UN Accuses US Contractors of War Crimes
Google News/AP
October 13, 2007

BAGHDAD (AP) — U.N. officials in Iraq stepped up pressure on the United States on Thursday to prosecute any unjustified killings of Iraqi civilians by private security contractors, saying such killings could amount to war crimes or crimes against humanity if "done in cold blood."

While Americans are unlikely to face such charges, the words served as a harsh rebuke as outrage spreads over what many Iraqis perceive as overly aggressive behavior of the heavily armed foreigners protecting U.S. government-funded work.

"For us, it's a human rights issue," said Ivana Vuco, a human rights officer with the U.N. Assistance Mission to Iraq, or UNAMI. "We will monitor the allegations of killings by security contractors and look into whether or not crimes against humanity and war crimes have been committed."

The warnings followed two high-profile cases of shooting incidents involving private contractors on the streets of Baghdad.

On Tuesday, guards working for the Australian-owned security company Unity Resources Group fired on a car as it approached their convoy, killing two women civilians. The company said its guards feared a suicide attack and fired only after issuing several warnings for the car to stop.

Also, Blackwater USA is under scrutiny for an incident in which Iraqi officials say 17 Iraqis died after Blackwater guards opened fire in central Baghdad on Sept. 16. The company has said its guards were responding to an armed attack.

"When you kill 17 people like that, it's a crime against humanity if it is proven that it was done in cold blood," U.N. mission spokesman Said Arikat told The Associated Press.

Arikat spoke as UNAMI released its quarterly human rights report, which warns that increasing reliance on heavily armed teams in Iraq risks eroding the distinction between civilians and combatants. It notes several reports of "killings carried out by privately hired contractors with security-related functions in support of U.S. government authorities."

It is unclear how far the United Nations could go in pressing the issue of war crimes or even calls for prosecution under U.S. law.

The U.N.'s influence in Iraq plummeted after it was forced to withdraw most of its staff from the country following two bombings in 2003, including one that struck its Baghdad headquarters and killed a top U.N. envoy and 21 other workers. The mission returned in 2004 with a limited staff, but its role here remains highly sensitive.

But the world body is still viewed by most Iraqis as a more neutral party, and Thursday's warnings likely were meant to invoke that position of moral authority.
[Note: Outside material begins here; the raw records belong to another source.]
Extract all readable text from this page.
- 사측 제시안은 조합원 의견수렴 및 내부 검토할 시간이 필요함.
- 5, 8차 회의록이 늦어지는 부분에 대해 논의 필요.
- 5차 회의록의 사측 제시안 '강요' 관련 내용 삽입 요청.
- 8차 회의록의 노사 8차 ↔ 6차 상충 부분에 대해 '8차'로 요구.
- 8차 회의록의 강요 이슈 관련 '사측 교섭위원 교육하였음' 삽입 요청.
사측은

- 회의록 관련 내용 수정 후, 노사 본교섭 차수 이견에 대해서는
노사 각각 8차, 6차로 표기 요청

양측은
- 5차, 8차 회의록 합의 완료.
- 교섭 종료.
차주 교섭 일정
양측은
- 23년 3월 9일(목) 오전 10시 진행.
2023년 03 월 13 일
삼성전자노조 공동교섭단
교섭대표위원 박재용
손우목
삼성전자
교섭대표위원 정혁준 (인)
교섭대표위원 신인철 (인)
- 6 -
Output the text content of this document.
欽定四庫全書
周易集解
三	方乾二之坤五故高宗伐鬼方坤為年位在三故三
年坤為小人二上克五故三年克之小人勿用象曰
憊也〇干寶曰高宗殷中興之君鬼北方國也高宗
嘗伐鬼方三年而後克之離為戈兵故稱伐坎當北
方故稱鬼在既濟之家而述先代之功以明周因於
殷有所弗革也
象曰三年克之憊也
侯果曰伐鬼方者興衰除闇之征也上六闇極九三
Vuco said international humanitarian rights law applies equally to contractors who work for the mostly Western firms providing security to diplomats and aid groups as it does to other parties in a conflict.

"There cannot be rogue elements that are above the law. Definitely, we will be driving that point home time and again," Arikat said.

The Bush administration, which fears Americans could be unfairly prosecuted for political reasons, has not signed the treaty backing the International Criminal Court in The Hague, Netherlands — the world's first global war crimes court.

Under international law, a war crime is a violation of the laws of war by any person or persons, military or civilian. War crimes include such acts as mistreatment of prisoners of war or civilians. A crime against humanity is a broader term that involves an act of persecution or any large scale atrocities against a body of people.

UNAMI called on the U.S. government to establish mechanisms to hold security contractors accountable for unjustified killings and to ensure that offenses committed in Iraq "by all categories of U.S. contractor employees" are subject to prosecution.

An order issued by the U.S.-led Coalition Provisional Authority in 2004 before the Iraqi government gained sovereignty gives American security companies immunity from Iraqi prosecution on issues arising from their contracts.

The U.N. said the order "enables the U.S. government to waive a contractor's immunity" but "to UNAMI'S knowledge it has not done so to date." The U.S. Embassy said it was reviewing the report and had no immediate comment.

The UNAMI report, which covered the period from April 1 to June 30, also expressed concern that too many Iraqi civilians are being killed in U.S. military operations as part of a security crackdown in Baghdad and surrounding areas.

U.S. airstrikes allegedly killed at least 88 Iraqi civilians and many more died in raids by American ground forces during a military crackdown in Baghdad and surrounding areas, according to the 36-page report.